The second experience in studying the effectiveness of the claimed drug for the prevention and treatment of postpartum diseases in cows was carried out from May 10 to July 30, 2003. Production tests of the effectiveness for the prevention of birth and postpartum diseases in cows were performed on 864 cows, divided into experimental (404 heads) and control (460 heads). The experimental cows for prophylactic purposes immediately after birth, intramuscularly twice with an interval of 48 hours was used the claimed drug in a dose of 0.001 ml / kg body weight. When delaying the placenta, the inventive preparation was used twice with an interval of 24 hours. Animals of the control group did not use drugs.

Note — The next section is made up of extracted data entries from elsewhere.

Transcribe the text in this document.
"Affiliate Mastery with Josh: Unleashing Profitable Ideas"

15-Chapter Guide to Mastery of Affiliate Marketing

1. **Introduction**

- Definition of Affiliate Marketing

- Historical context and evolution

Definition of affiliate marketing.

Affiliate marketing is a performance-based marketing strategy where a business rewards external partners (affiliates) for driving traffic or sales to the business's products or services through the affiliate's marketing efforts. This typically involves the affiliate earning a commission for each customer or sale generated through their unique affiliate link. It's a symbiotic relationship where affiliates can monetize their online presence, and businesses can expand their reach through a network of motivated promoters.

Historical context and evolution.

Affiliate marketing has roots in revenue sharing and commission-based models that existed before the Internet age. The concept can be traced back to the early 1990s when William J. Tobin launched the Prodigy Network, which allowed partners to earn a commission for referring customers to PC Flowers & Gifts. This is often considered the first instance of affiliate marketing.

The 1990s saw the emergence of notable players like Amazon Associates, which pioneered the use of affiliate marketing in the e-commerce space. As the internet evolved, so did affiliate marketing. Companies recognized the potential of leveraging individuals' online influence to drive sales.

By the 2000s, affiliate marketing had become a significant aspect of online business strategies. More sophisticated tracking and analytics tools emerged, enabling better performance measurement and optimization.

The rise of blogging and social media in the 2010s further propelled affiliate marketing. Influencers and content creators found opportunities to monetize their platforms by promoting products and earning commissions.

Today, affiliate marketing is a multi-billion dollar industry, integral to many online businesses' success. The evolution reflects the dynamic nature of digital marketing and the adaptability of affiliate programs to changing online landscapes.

The incidence rates of cows for postpartum diseases are presented in table 3.

Table 3
The incidence of cows postpartum diseases Groups
animals Cow sick with birth and postpartum diseases Total Including retention of the afterbirth subinvolution
uterus endometritis Goal. % Goal. % Goal. % Goal % The first 404 heads 48 11.9 17 4.2 fifteen 3,7 16 4.0 Second 460 goals 69 16 26 5.7 22 4.8 21 4.6

Tests have shown the high efficiency of the claimed drug for the prevention and treatment of postpartum diseases in cows.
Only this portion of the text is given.